Wildlife Wonders – Mongoose
One of the most common mammals in Grenada are the mongoose. So far I have seen a large, ginger version with a bushy tail that ran across the road near the beach and a slimmer, brown version that looked more like an otter, which was in our front garden. They are Small Indian mongoose that were introduced to the Caribbean islands to kill rats and other pests in the sugar cane fields in the late 19th century. Although they are fun to watch running around, they are considered a pest themselves now because they eat bird and turtle eggs and will also get into gardens to attack chickens and eat fruit. This variety of mongoose can grow up to about 65cms with an additional 65cms for its tail. They like to stretch out and sunbathe in the morning and when they sleep they curl themselves into a tight circle. They are not in the same family as rodents such as rats and squirrels but instead are related to meerkats.
Grenadians Gifts- Bathway Beach
This is our local beach and is only about a 5 minutes walk from the house. The sea is quite rough but there is a natural coral reef creating a calmer pool to swim in and this is why it is called ‘Bathway.’ Midweek there may be just a few swimmers there but at weekends and public holidays, it gets busier with families bringing picnics or using the cooking area to BBQ. Security officers and lifeguards keep an eye on the beach and they are there from 6am to 6pm so this makes it safe to leave your belongings on the beach while you swim. There are public toilets and showers as well as a free information centre with displays about the history and geography of the local area. On the beach there is the ‘Blue bar’ which has seating on the beach as well as in the bar. When I passed by last Saturday they had the English Premiership football on the screen which made me feel at home! The photo below shows the row of shops, opposite the beach. They sell drinks, snacks, ice-cream and meals such as freshly cooked fish and chips, burgers and chicken. Meals cost about $15 which is about £5 and the ice-cream is definitely worth trying. Although Bathway beach can sometimes be more choppy than some of the other beaches on this island, it still has the distinctive Caribbean white sand and of course the sunshine that brightens the turquoise and blue waters.

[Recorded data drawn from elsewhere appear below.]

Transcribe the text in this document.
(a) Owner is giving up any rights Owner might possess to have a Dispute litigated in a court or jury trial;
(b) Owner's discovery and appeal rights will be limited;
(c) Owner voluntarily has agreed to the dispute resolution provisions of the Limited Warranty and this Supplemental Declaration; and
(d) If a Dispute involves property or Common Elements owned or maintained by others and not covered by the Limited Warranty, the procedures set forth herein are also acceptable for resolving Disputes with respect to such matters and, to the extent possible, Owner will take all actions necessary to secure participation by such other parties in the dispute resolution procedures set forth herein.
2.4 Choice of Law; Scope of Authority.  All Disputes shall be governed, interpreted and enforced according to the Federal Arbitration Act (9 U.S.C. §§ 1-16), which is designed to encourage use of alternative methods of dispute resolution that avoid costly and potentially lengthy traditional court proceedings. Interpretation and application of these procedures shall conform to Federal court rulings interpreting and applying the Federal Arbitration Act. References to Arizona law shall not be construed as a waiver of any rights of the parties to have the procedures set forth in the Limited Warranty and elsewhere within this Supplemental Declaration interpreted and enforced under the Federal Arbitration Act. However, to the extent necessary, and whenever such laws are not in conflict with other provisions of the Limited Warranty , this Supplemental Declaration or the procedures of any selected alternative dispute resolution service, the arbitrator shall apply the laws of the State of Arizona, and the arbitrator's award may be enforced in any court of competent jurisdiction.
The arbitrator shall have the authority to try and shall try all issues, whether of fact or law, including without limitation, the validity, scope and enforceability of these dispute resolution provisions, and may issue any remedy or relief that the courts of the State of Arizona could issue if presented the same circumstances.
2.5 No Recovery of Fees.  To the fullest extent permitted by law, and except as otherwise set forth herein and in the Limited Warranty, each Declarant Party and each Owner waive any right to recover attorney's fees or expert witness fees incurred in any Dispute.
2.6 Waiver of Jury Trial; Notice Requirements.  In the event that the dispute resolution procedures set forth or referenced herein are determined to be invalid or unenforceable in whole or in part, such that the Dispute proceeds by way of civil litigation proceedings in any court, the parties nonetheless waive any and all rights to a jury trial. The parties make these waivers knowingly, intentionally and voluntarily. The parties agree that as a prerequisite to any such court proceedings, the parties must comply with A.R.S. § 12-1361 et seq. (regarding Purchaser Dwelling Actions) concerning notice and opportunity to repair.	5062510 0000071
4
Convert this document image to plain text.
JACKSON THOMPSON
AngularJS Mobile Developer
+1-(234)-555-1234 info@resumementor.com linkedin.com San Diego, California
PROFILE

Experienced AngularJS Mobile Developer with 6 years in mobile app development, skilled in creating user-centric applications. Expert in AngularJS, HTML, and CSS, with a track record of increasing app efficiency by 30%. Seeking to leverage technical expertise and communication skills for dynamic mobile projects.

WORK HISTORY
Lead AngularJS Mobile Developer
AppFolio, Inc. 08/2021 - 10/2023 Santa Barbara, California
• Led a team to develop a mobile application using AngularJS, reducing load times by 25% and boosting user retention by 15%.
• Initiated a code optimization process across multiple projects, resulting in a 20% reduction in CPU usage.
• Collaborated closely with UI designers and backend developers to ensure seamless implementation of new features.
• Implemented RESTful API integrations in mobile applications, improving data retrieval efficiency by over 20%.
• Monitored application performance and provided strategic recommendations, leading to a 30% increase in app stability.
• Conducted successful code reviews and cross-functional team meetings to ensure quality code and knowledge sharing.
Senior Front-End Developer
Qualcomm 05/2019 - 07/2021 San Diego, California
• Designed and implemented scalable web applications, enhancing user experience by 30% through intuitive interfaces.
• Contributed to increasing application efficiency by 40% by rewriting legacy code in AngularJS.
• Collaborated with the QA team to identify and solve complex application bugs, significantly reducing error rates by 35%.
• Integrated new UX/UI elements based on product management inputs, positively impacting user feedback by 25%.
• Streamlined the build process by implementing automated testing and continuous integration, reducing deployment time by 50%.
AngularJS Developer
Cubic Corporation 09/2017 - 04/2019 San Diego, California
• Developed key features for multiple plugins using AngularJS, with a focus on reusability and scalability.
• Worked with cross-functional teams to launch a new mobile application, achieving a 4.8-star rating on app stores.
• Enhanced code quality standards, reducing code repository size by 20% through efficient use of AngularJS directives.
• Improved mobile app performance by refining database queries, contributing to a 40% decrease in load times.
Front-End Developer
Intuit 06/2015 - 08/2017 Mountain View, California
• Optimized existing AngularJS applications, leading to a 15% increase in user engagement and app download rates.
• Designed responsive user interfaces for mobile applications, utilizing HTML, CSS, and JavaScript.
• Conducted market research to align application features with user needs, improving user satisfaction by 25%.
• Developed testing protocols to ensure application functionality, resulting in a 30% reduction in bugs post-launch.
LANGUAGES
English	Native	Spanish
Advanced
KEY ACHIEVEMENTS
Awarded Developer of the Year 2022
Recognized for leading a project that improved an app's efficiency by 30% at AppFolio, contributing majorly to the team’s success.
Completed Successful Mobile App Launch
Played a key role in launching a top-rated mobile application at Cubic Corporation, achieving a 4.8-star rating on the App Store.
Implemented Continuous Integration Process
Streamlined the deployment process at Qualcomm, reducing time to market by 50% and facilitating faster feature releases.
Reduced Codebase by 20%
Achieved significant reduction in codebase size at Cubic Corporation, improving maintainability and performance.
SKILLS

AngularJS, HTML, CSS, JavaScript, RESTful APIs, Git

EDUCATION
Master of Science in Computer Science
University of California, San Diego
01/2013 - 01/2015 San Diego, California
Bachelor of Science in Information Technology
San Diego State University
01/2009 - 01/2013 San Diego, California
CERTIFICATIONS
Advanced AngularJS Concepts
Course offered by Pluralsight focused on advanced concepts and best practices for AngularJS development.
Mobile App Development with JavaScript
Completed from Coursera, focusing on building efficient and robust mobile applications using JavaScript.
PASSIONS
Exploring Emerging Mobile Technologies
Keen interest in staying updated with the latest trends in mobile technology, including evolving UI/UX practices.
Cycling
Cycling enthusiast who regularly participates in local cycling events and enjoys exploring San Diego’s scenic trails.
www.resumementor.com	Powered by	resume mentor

Reflections from the Retreat
In preparation for setting up Hummingbird Retreat, we visited various retreat houses and talked to staff to gain advice and learn from their experiences. One wise suggestion from a retreat house manager was to ‘let the house speak to you.’ As I’ve walked around this house, I’ve sought to listen to what this house is saying. I sense that the house feels weary and neglected with even a sense of abandonment at times. Yet she holds amazing potential and a sense of openness, spaciousness, lightness and life. The expansive views of the sea and surrounding greenery as well as the openness of the courtyard gives a sense of expansiveness within those that sit within her walls and she holds a sense of inner peace and quiet dignity.
As I reflect on this house, she reminds me of so many clients that I have worked with in therapy over the years. Those that come feeling broken and neglected, focusing on their failures and having lost sight of their strengths, their huge potential and disconnected from the purpose that is unique to them. I sometimes get the sense that this house feels like that. That she has lost that purpose of being a place of hospitality, of welcome and of peace. So as I look at the house with compassion, I can see what an amazing place she will be, with a little help and a bit of work. The love and life she has known before are still within her walls and in the fruit trees lovingly planted in the garden, in her strong foundations and beautiful design. This house needs reenergizing with fresh vision and hopes, to enliven her again. As a therapist, I’ve learnt to see potential and to be a carrier of vision when the situation holds little hope and this house needs that way of seeing now. If I was offering her therapy, I would listen to what she wants and to hear her dreams of a different life and together we would create ways to bring positive change. So for now, this house is my client and we will work together. I’ve been aware of this as I’ve spent time cleaning and fixing a few things this week. I will try not to dominate her with my predetermined plans but instead to see how she wants to evolve in this fluid partnership, responsive to her needs, her history and her context and together we will release her full potential and bring her back to life.